Learn how to identify and protect yourself from email scams—especially phishing messages that pretend to be from trusted companies.

If you are a visual learner, or just looking to save time, check out the attached screenshots. They follow the sequence of the help script below:

🛡️ What Is a Phishing Email?

A phishing email is a fake message designed to trick you into clicking a link, giving up personal information, or downloading harmful software. These scams often pretend to be from companies you trust—like Microsoft, your bank, or even this site.
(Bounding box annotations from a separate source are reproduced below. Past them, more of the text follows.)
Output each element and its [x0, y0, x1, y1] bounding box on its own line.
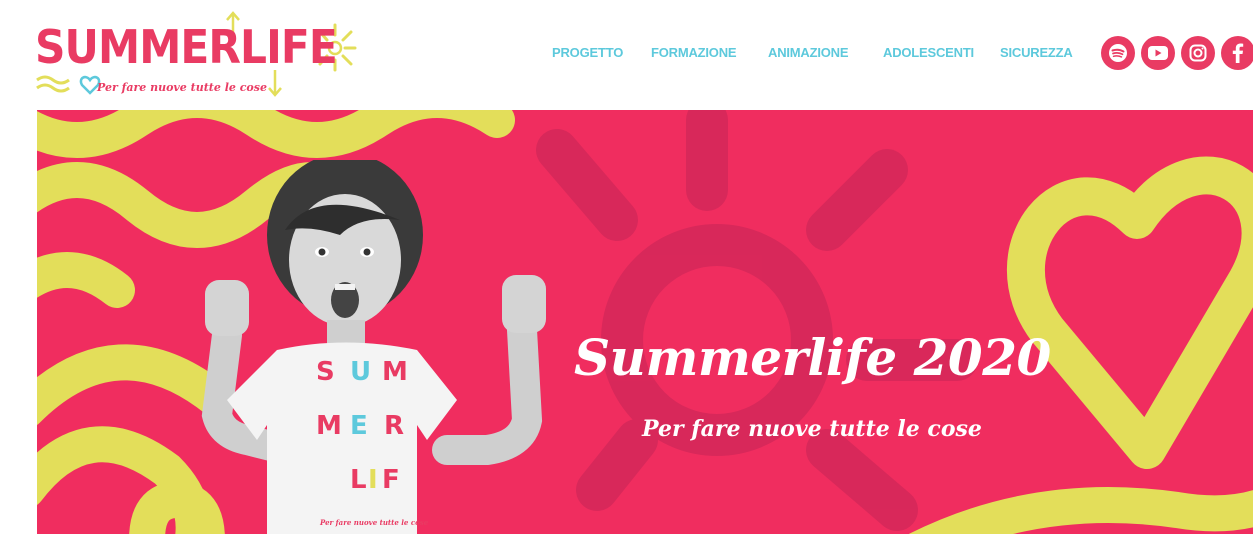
shirt-letter: U: [350, 357, 372, 387]
facebook-button[interactable]: [1221, 36, 1253, 70]
nav-item-sicurezza[interactable]: SICUREZZA: [1000, 45, 1073, 60]
instagram-icon: [1189, 44, 1207, 62]
logo[interactable]: SUMMERLIFE Per fare nuove tutte le cose: [35, 10, 365, 98]
shirt-letter: F: [382, 465, 400, 495]
shirt-letter: E: [350, 411, 368, 441]
youtube-button[interactable]: [1141, 36, 1175, 70]
shirt-letter: L: [350, 465, 367, 495]
spotify-button[interactable]: [1101, 36, 1135, 70]
site-header: SUMMERLIFE Per fare nuove tutte le cose …: [0, 0, 1253, 110]
nav-item-animazione[interactable]: ANIMAZIONE: [768, 45, 849, 60]
shirt-print: S U M M E R L I F E: [312, 355, 412, 530]
spotify-icon: [1109, 44, 1127, 62]
nav-item-formazione[interactable]: FORMAZIONE: [651, 45, 737, 60]
hero-banner: S U M M E R L I F E Per fare nuove tutte…: [37, 110, 1253, 534]
shirt-letter: M: [316, 411, 342, 441]
nav-item-adolescenti[interactable]: ADOLESCENTI: [883, 45, 974, 60]
hero-subtitle: Per fare nuove tutte le cose: [642, 416, 982, 442]
facebook-icon: [1232, 43, 1244, 64]
shirt-letter: M: [382, 357, 408, 387]
nav-item-progetto[interactable]: PROGETTO: [552, 45, 623, 60]
shirt-tagline: Per fare nuove tutte le cose: [320, 518, 429, 527]
youtube-icon: [1148, 46, 1168, 60]
hero-title: Summerlife 2020: [574, 328, 1051, 387]
logo-wordmark: SUMMERLIFE: [35, 20, 338, 74]
shirt-letter: I: [368, 465, 378, 495]
shirt-letter: R: [384, 411, 405, 441]
shirt-letter: S: [316, 357, 335, 387]
logo-tagline: Per fare nuove tutte le cose: [97, 81, 267, 94]
instagram-button[interactable]: [1181, 36, 1215, 70]
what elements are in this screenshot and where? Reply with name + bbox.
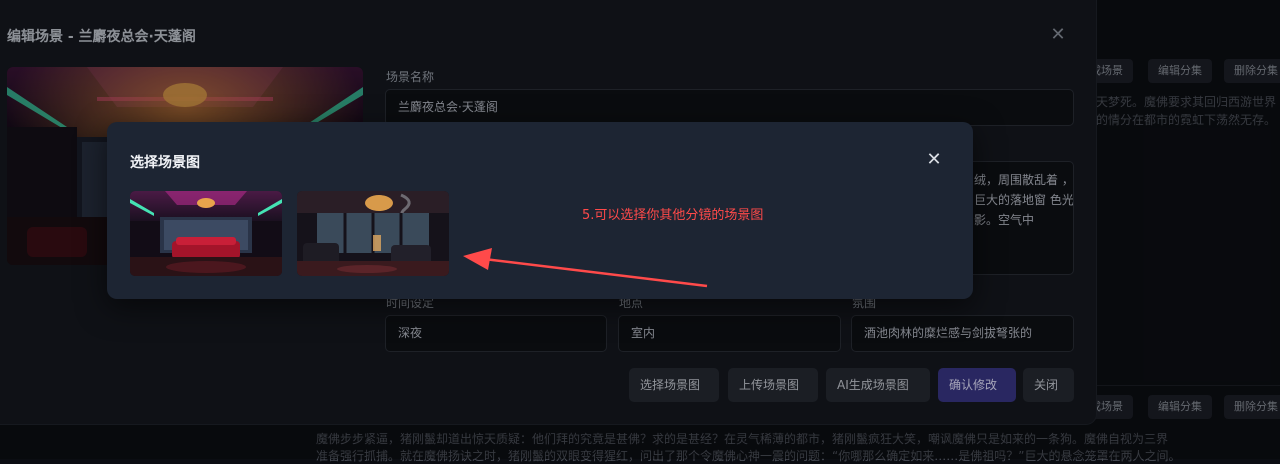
scene-thumbnail-rainy-window[interactable] xyxy=(297,191,449,276)
modal-title: 选择场景图 xyxy=(130,155,200,171)
scene-thumbnail-red-sofa[interactable] xyxy=(130,191,282,276)
modal-close-icon[interactable]: ✕ xyxy=(923,149,945,171)
annotation-text: 5.可以选择你其他分镜的场景图 xyxy=(582,208,764,223)
select-scene-image-modal: 选择场景图 ✕ 5.可以选择你其他分镜的场景图 xyxy=(107,122,973,299)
🚩 Real Example of a Phishing Email (With Screenshot)

Let’s break down the red flags in this real phishing email:

🔍 1. The Email Uses Your Name or Nickname

• While this makes it feel more personal, remember: scammers often use publicly available info to seem legitimate.
• Don’t assume it’s safe just because it uses your name.

📭 2. The “From” Address Looks Suspicious

• In this case, the email came from: @campriverrun.org
• That domain has no connection to Microsoft, even though the email claims to be from them.

🧠 Tip: Always hover your mouse over the sender's email to see the full domain.

💤 3. The Message Claims Your Account Is Inactive

• This message says: "Your maiIbox (you@yourinbox.com) set to discontinue due to inactive user notice
• That’s suspicious, especially if you’ve been using the account regularly.

🧪 4. Strange Strings of Letters and Numbers

• The email includes a long, confusing “ID or code”—likely meaningless (Notification-118 Request ID:SQFF6BNBT7YZPHODAQ8X1CAWDTHUMA5OP26YYOD1TF
• This is often used to look official and trick you into trusting the message.

🧵 5. Awkward Language & Grammar Mistakes

• The email used unnatural phrases like:

  • “Notice email” (instead of “notification”)
  • Missed punctuation and missing verbs
• These are classic signs of a phishing attempt, often from non-native English speakers or bots.

🎯 6. A Bold Call-to-Action: "Confirm Mailbox!"

• A big blue button telling you to click immediately is a major red flag.
• Never click buttons or links in suspicious emails. They may lead to fake login pages or install malware.

🕵️ 7. Generic, Unverifiable Signature

• Signed simply: "The Office Team"
• No contact info, no logo, no address—nothing you could use to verify the sender.

🚫 What to Do if You Receive a Phishing Email

1. Don’t click anything.
2. Don’t reply to the email.
3. Do not forward it to anyone else.

4. Report it:

   • In Outlook: Click “Report Phishing” under the “Junk” menu.
   • You can also forward it to: reportphishing@apwg.org or the real company’s phishing report address (e.g., phishing@microsoft.com).
5. Delete the email.

🧓 Especially for Seniors:

• If something feels “off,” trust your gut—and don’t rush.
• When in doubt, ask someone you trust or call the company directly using a number you know is real.
• No legitimate service will ever ask you to verify your account by clicking a random link in an email.

🔐 Stay Safe with These Quick Rules:

• Always check the email address of the sender.
• Hover (don’t click) on buttons or links to preview the destination.
• Look for bad grammar, urgency, and vague or strange requests.
• Keep your browser and antivirus software updated.